Originally published April 2 2008
Antidepressant Drugs Linked to School Shootings
by David Gutierrez, staff writer
(NaturalNews) A parents' rights organization has called on Congress to investigate a potential link between psychiatric drugs and school shootings, and called for parents to be better informed about the risks of such medications. New York-based Ablechild accused the mental health industry of "[continuing] to downplay the risks of drugs widely prescribed to millions."
According to statistics from Medwatch, the drug reporting system maintained by the FDA, there have been 63,000 cases of people on antidepressants committing suicide in the United States.

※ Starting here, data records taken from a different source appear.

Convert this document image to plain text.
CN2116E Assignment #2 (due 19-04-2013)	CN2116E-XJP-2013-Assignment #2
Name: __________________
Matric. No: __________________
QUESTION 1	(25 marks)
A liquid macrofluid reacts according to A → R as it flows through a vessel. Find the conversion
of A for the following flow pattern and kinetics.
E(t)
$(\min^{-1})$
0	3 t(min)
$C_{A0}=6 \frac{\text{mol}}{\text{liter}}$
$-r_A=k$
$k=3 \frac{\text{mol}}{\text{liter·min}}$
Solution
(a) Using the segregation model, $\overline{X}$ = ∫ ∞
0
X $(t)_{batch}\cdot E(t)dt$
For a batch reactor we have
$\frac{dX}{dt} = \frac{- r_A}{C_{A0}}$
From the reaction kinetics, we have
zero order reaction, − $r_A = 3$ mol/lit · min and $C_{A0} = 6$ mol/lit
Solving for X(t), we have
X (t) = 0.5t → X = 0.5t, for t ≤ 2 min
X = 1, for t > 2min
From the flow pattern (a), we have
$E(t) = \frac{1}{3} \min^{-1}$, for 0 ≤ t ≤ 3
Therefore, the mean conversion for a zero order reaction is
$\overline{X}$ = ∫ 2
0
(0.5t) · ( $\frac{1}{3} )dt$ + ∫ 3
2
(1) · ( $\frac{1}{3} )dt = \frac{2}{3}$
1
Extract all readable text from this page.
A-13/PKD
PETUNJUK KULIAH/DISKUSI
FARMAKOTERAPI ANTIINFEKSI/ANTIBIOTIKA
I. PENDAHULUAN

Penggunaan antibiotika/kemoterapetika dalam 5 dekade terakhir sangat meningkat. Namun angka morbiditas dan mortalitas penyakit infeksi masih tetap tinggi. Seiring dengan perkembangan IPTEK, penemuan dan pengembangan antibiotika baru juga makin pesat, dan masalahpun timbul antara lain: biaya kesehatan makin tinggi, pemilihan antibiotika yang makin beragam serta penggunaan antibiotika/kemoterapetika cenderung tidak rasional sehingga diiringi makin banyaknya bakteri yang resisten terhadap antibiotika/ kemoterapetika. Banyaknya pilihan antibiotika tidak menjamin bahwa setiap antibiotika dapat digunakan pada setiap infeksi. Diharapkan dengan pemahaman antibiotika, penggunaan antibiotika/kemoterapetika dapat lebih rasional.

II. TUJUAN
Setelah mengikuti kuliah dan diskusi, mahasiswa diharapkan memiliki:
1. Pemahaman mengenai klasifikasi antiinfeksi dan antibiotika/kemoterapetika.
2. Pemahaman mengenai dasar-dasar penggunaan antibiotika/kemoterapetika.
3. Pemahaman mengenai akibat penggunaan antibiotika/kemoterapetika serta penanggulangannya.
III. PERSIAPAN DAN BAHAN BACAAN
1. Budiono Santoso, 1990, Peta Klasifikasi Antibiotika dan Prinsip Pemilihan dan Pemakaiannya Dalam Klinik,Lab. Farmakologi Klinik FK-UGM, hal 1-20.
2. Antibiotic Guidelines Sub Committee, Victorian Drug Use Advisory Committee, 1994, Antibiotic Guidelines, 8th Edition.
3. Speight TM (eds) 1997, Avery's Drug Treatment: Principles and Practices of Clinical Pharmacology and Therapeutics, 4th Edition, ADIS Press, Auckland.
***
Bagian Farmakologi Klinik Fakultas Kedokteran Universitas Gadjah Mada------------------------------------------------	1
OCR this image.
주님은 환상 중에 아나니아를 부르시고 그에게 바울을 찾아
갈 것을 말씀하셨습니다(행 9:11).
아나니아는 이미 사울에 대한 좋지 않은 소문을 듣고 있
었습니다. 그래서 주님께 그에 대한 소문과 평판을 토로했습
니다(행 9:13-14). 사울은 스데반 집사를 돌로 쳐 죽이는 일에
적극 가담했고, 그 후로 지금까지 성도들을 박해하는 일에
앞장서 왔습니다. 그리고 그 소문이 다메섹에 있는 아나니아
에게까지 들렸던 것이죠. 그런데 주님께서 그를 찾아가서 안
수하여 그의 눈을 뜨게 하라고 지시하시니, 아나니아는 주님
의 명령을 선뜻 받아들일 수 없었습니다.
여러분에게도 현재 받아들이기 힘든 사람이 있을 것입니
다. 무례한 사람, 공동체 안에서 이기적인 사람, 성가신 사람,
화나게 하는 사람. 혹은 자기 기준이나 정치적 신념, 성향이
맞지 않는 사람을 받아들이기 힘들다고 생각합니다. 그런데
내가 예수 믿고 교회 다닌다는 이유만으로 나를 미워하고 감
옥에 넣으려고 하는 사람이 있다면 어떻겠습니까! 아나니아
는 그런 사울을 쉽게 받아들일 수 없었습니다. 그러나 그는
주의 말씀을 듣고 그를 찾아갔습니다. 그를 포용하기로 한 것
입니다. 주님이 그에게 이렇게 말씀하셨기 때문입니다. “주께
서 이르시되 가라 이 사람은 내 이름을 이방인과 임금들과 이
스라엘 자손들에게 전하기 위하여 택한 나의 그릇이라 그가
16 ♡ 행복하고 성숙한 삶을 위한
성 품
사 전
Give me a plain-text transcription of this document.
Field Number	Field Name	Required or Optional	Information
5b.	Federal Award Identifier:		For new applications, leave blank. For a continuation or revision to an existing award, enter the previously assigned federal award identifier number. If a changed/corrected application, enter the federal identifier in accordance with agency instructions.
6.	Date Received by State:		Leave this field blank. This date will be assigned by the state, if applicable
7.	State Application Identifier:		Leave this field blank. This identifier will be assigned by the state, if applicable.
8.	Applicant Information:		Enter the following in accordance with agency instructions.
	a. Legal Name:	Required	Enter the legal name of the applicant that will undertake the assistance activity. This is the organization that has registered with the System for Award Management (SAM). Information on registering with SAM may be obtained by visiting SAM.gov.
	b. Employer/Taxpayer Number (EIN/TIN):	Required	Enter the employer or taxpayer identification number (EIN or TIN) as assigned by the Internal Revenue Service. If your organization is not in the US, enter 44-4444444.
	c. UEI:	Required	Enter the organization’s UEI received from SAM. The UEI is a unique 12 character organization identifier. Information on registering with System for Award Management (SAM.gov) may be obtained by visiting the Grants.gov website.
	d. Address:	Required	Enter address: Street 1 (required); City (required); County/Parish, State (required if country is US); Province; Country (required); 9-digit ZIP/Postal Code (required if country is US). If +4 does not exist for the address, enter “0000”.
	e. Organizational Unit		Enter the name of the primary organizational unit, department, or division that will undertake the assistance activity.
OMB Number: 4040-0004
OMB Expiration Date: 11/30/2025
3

"With 1.5 million children currently on antidepressants in the United States alone, Ablechild is deeply concerned about the number of children being prescribed these powerful and potentially lethal drugs," the organization said in a press release.
Ablechild said that eight recent school shooters were taking antidepressant medication at the time of their crimes, and that most parents are unaware of this fact. Among the shooters taking antidepressants were Eric Harris in Columbine, Colorado, and Kip Kinkel in Springfield, Oregon.
The drugs being taken by the shooters have been "documented to cause not only suicidal ideation but also mania, psychosis, hostility, hallucinations and even 'homicidal behavior,'" Ablechild said.
The organization criticizes doctors and the pharmaceutical industry for failing to properly warn parents of the side effects of such drugs, even though the FDA recently added a "black box" warning about suicide to many antidepressant medications. In addition, Ablechild says that parents are rarely told that there is no physical component to diagnoses such as Attention Deficit Hyperactivity Disorder, Oppositional Defiant Disorder and depression, and that the categorization of some behavior clusters as "disorders" is still controversial.
The organization said that doctors often fail to focus their attention on underlying educational or medical issues that may be the ultimate cause of behavioral or attention difficulties. Such issues include problems with vision, nutrition, sleep or exercise.
Such underlying problems, Ablechild says, "are at best merely masked by powerful antidepressants and stimulants."